Agama Malim: mewajibkan ritual “mangorom” (puasa/saum) pada waktu tertentu


berdasarkan parhalaan (penanggalan/kalender Batak, menurut perhitungan peredaran bulan
mengelilingi bumi); mengharamkan (subang) mengkonsumsi daging hewan yang tidak
disembelih (bangkai hewan), daging babi atau anjing dan darah.

Rumah Adat
Rumah Adat Batak Mandailing disebut sebagai Bagas Godang sebagai kediaman para
raja, terletak disebuah kompleks yang sangat luas dan selalu didampingi dengan Sopo
Godang sebagai balai sidang adat.

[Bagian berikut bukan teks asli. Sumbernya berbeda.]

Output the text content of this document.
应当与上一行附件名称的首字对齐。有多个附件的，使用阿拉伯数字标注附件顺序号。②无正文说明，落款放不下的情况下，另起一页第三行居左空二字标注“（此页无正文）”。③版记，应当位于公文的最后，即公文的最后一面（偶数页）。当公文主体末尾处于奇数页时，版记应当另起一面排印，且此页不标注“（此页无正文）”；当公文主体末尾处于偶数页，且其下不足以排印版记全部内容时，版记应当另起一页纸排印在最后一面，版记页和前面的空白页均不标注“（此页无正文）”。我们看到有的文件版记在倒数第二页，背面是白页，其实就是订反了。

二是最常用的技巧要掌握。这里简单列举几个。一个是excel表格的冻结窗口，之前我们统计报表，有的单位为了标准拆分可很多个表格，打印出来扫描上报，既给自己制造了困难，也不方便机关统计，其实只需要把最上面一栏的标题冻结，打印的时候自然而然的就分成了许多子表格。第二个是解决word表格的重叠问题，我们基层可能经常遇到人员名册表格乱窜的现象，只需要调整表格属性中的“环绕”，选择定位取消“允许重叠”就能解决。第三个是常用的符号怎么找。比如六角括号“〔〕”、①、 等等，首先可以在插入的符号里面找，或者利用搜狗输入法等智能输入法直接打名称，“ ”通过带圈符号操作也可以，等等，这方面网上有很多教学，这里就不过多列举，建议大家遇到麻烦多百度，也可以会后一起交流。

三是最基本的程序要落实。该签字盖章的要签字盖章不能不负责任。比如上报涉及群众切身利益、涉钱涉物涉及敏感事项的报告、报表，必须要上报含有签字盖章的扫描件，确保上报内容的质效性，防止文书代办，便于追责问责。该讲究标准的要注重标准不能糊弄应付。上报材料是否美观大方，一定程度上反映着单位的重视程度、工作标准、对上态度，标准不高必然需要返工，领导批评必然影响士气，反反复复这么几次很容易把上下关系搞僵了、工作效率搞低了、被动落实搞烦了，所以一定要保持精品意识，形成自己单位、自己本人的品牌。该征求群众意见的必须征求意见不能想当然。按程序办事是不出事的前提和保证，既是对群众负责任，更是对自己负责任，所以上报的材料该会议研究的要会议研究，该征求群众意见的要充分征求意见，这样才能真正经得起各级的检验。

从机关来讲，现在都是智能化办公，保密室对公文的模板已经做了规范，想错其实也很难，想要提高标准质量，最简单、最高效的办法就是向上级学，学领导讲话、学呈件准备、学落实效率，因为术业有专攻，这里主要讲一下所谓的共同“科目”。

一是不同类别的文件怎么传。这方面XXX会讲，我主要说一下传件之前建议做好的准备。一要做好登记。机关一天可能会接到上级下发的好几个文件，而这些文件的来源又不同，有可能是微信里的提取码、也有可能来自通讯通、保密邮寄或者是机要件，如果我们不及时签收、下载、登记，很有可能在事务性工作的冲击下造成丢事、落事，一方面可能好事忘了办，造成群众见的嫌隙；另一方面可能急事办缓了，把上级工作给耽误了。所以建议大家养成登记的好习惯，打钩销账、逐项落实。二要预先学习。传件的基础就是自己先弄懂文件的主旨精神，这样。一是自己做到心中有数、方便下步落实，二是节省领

Bangunannya mempergunakan tiang-tiang besar yang
berjumlah ganjil sebagaimana juga jumlah anak tangganya.
Bagas Godang merupakan rumah berarsitektur Mandailing dengan konstruksi yang
khas. Berbentuk empat persegi panjang yang disangga kayu-kayu besar berjumlah ganjil.
Ruang terdiri dari ruang depan, ruang tengah, ruang tidur, dan dapur. Terbuat dari kayu,
berkolong dengan tujuh atau sembilan anak tangga, berpintu lebar dan berbunyi keras jika
dibuka. Kontruksi atap berbentuk tarup silengkung dolok, seperti atap pedati.

Penuturan Adat Angkola


Bere Huladongan : Yang mengambil bere kita
Ompung : Kakek dan nenek.
Pariban : Anak perempuan dari tulang kita.
Tulang : Saudara laki-laki dari ibu.
Tunggane : Anak laki-laki dari tulang kita.